Ворошиловград - Сергей Жадан
Шрифт:
Интервал:
Закладка:
Возле кирпичной будки, рядом с бензоколонками, стояли два автомобильных кресла, принесенные сюда для отдыха. Кресла были застелены черными шкурами неизвестных мне животных, из них в разные стороны выпирали пружины, а к одному креслу приделан был какой-то странный рычаг, вполне возможно — катапульта. Коча устало упал в кресло с катапультой, достал свои папиросы и, закурив, показал мне рукой — садись рядом, дружбан. Я так и сделал. Солнце нагревалось, словно береговой камень, и небо парусиной вздымалось на ветру. Воскресенье, конец мая — лучшее время для того, чтобы отсюда уехать.

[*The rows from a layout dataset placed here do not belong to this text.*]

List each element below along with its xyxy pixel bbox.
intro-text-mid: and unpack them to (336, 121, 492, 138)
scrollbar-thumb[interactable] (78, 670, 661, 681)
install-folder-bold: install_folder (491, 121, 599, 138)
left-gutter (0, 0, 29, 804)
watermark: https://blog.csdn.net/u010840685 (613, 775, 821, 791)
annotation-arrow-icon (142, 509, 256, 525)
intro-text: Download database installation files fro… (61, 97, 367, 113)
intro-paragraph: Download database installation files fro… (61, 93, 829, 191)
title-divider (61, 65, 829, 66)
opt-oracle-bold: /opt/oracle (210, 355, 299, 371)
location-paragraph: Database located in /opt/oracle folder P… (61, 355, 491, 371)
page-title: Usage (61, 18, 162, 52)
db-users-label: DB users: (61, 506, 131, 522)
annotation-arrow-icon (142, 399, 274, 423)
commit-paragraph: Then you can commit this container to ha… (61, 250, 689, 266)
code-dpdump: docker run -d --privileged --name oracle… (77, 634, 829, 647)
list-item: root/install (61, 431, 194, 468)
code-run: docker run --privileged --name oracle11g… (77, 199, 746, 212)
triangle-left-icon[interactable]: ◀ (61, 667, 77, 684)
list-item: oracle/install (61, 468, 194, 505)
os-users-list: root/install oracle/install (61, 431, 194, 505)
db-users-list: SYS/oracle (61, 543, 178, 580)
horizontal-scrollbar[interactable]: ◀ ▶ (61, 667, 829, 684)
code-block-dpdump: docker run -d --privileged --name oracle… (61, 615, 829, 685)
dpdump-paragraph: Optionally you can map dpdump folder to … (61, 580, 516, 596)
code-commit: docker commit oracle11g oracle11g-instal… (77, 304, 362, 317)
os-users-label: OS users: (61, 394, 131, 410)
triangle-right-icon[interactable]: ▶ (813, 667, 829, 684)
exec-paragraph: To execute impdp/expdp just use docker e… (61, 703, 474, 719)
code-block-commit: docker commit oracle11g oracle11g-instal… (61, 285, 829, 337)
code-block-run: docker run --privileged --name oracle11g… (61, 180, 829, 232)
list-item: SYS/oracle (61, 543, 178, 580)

— Надолго? — с присвистом спросил Коча.
— Вечером назад, — ответил я.
— Что так быстро? Оставайся на пару дней. Будем рыбу ловить.
— Коча, где брат?
— Я ж тебе говорил. В Амстердаме.
— Почему он не сказал, что уезжает?
— Гер, я не знаю. Он и не собирался ехать. А вот взял всё бросил. Сказал, назад не приедет.
— У него что — какие-то проблемы с бизнесом были?
— Да какие проблемы, Герман? — не выдержал Коча. — Тут нет ни проблем, ни бизнеса, так — слезы. Ты ж видишь.
— Ну и что теперь делать?
— Не знаю. Делай что хочешь.
Коча погасил окурок и бросил в ведро с надписью «Курить запрещено». Подставил лицо солнцу и затих. Черт, — подумал я, — интересно, что у него сейчас в голове происходит, что там у него за мутки? Он же наверняка что-то скрывает, сидит тут и что-то мутит.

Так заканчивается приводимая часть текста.